To begin with, we used homologous protein templates from E. coli (32% sequence identity; PDB code 1bia) and P. horikoshi (37% sequence identity; PDB code 1wnl) to determine the structure of M. tuberculosis BirA by molecular replacement using Phaser (McCoy et al., 2007 ). Although solutions could be obtained from both the templates, the maps were noisy, probably owing to the low homology. Little progress could be made in rebuilding the structure, with many regions remaining undefined, and further progress awaited unbiased phase information. In the meantime, the coordinates for the crystal structure of BirA from M. tuberculosis at 1.8 Å resolution were deposited in the Protein Data Bank (PDB code 2cgh). The crystallization conditions for this BirA were 0.1 M Tris–HCl pH 8.5, 0.2 M trimethylamine N-oxide and 20%(w/v) MPEG 2000 (as obtained from the PDB) and the crystals belonged to space group P212121, with unit-cell parameters a = 62.1, b = 81.0, c = 101.9 Å, which are almost identical to those of our crystal form A. A run of the Phenix AutoMR wizard (Adams et al., 2002 ) in default mode with 2cgh (dimer) as a template resulted in a clear single solution with an LLG gain of 1992, a rotation-function Z (RFZ) score of 23.4 and a translation-function Z (TFZ) score of 32.0 (EULER 32.9 0.1 237.1 FRAC −0.76 0.74 −0.23). A molecular-replacement solution could also be obtained with the same program suite for crystal form B with a dimer as a search template.
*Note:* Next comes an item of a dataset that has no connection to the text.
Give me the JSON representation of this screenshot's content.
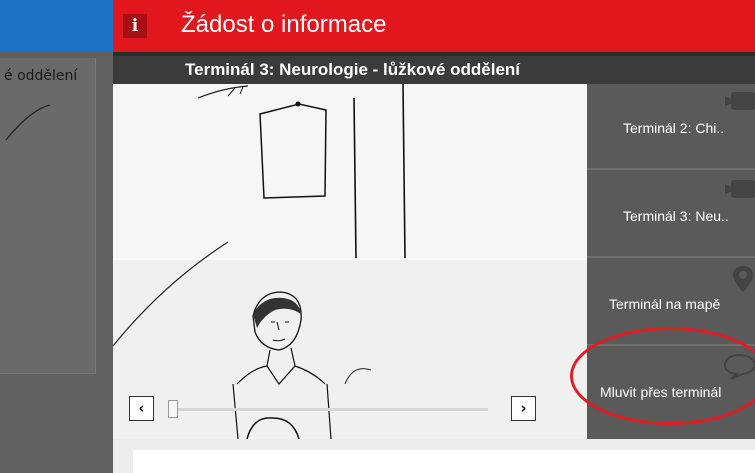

The LLG gain, RFZ and TFZ in this case were 323, 10.1 and 20.6, respectively (EULER 95.5 169.8 92.4 FRAC 0.57 1.29 0.38). The crystal-packing arrangements for both crystal forms are shown in Fig. 2 . Molecules in both crystal forms are evenly distributed throughout the whole unit cell and no clashes are observed between molecules.
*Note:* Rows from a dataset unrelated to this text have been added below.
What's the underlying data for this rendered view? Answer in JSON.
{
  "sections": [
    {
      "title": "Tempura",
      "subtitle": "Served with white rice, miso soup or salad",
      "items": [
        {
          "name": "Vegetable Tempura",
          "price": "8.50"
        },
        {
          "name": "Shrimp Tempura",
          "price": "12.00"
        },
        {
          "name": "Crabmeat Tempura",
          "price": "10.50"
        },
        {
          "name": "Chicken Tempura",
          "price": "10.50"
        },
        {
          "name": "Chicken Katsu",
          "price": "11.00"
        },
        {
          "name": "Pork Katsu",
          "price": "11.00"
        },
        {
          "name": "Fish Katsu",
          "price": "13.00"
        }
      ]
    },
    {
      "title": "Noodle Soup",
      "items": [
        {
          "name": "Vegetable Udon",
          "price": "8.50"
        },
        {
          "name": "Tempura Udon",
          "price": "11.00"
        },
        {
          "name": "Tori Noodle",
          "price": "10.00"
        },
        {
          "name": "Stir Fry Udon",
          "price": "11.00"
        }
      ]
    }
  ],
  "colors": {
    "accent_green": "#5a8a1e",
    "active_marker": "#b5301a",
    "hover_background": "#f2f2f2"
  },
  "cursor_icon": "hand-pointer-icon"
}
We are presently attempting to crystallize BirA in complex with its proteinaceous substrate in order to understand how activated biotin is transferred to a specific lysine residue of the BCCP subunit of acetyl-CoA carboxylase.
This work was supported by a financial grant received from the Department of Biotechnology, Government of India. GK is grateful to the Council of Scientific and Industrial Research, India for a fellowship. We thank Remy Loris at VUB (Brussels, Belgium) and the beamline staff at EMBL (Hamburg, Germany) for their kind help with data collection and the DBT Distributed Information Sub Centre for providing computational facilities. Mr Rajiv Chawla is acknowledged for efficient secretarial help.